Amaç “Türk’ün Türk’e propagandasıysa” Frankfurt’a kadar gelmeye ne gerek vardı?

Yabancılara anlatılacaktıysa neden İngilizce gibi evrensel bir dil kullanılmadı?

Bunun sebebini gerçekten anlayamadım.

Aziz Nesin’lik bir öykü

MALİYE Bakanı Kemal Unakıtan ile Merkez Bankası Başkanı Durmuş Yılmaz’ın “sahte Somali heyeti ile görüştüklerini” anlatan haberi okurken Aziz Nesin’i andım.

Sağ olsaydı bundan ne güzel bir öykü çıkarırdı diye hayıflandım. Kemal Sunal’ın unutulmaz “Tosun Paşa” filmindeki “sahte paşa” rolünü hatırlayıp ona da bir rahmet okudum.

İşim gereği zaman zaman Anadolu’nun değişik kentlerinde sınırlı sermaye olanaklarıyla iş yapmaya çalışan insanlarla tanışıyorum.

Hepsinin ortak yakınmaları dertlerini anlatabilecek bir hükümet yetkilisine ulaşmaktaki zorlukları oluyor.

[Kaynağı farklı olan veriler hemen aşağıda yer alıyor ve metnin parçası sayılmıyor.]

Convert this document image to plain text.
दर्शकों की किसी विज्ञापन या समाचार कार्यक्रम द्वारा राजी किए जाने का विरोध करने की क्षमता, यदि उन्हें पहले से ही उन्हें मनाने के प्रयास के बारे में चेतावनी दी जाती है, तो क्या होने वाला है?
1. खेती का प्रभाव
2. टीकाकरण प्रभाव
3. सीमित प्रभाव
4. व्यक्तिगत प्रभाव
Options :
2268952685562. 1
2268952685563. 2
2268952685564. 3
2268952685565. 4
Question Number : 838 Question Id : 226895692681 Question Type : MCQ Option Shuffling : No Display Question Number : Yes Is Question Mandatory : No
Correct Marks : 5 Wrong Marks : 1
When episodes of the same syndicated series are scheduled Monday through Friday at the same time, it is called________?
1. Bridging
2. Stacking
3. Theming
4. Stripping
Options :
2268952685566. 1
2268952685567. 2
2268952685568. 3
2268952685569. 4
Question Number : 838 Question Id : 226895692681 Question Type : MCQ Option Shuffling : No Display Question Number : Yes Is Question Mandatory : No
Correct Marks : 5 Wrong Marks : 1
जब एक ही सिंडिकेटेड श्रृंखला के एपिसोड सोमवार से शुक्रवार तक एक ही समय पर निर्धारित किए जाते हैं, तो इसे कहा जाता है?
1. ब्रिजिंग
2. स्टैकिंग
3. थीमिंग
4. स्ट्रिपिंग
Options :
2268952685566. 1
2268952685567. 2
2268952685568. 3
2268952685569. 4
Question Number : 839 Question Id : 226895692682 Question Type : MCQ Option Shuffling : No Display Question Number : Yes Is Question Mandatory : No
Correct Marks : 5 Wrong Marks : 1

Türkiye’de Maliye Bakanı’na işleri düşüp de bir beş dakikalık randevu için aylarca bekleyen o kadar çok insan var ki, “sahte Somali heyeti”ne bu başarıları nedeniyle şapka çıkardım.

Sonra bu işin nasıl olabileceğini düşündüm.

Bir yabancı devlet yetkilisinin, Dışişleri Bakanlığı kanalıyla gelmeyen randevu isteğine bu kadar kolay yanıt verilmesinin ardında ne olabilir?

Yüzlerce yıllık devlet geleneğine sahip bir ülkede bunun bir tek gerçekleşme yolu var: Araya Maliye Bakanı’nın değer verdiği hatırlı bir kişinin girmiş olması.

Artık o hatırlı kişi tarikat arkadaşı mıdır, iş yapmasına özel önem verilen bir parti dostu mudur, sanıyorum bunu kolayca öğrenemeyeceğiz.

Maliye Bakanı ile Merkez Bankası Başkanı’nın ortak açıklamalarında şöyle bir not da var: “Heyetin görüş ve önerileri dikkate alınmamıştır.”

En çok da bu sözlere güldüm.

Ramazan ayı ve reklamlar

RAMAZAN geldiğinde Türkiye’de gazete, dergi ve televizyonlara verilen reklamlarda ciddi bir azalma olur.

Sanki ramazan ayında Türkiye’de yaşayan insanlar evlerine saklanıp, yemekten başka bir şey düşünmüyorlarmış gibi bir saçma düşünce iş çevrelerine hákim olur.

Yıllardır reklam verenlere ve reklamcılara bu yaptıklarının yanlışlığını anlatmaya çalışırım ama ramazan gelince bizde yiyecek ve alkolsüz içecek reklamından başkasını da kolayca göremezsiniz.

Reklamın düzenli ve sistematik yapıldığı zaman etkili bir yöntem olacağını bilen az sayıdaki kuruluş dışındakiler adeta “kış uykusuna” yatarlar.

The Wall Street Journal Europa gazetesinde dün okuduğum bir makale diğer Müslüman ülke reklam verenlerinin bizdekinden farklı davrandıklarını ortaya koyuyor.

Ramazan ayında insanların aileleri ve çevreleriyle olan ilişkilerinin daha da arttığına işaret ederek, bunun tüketimi canlandırıcı bir yönü olduğu vurgulanıyor.

Nitekim Mısır’da ramazan ayında reklam fiyatları normal aylardakinin bir misli daha pahalı oluyormuş. Bunun nedeni canlanan ekonomiden herkesin bir pay alma kaygısı.

Türkiye’de iş çevreleri ramazan ayında var olduğunu iddia ettikleri ekonomik durgunluğun, kendi davranış biçimlerinden beslendiğini hiç düşündüler mi acaba?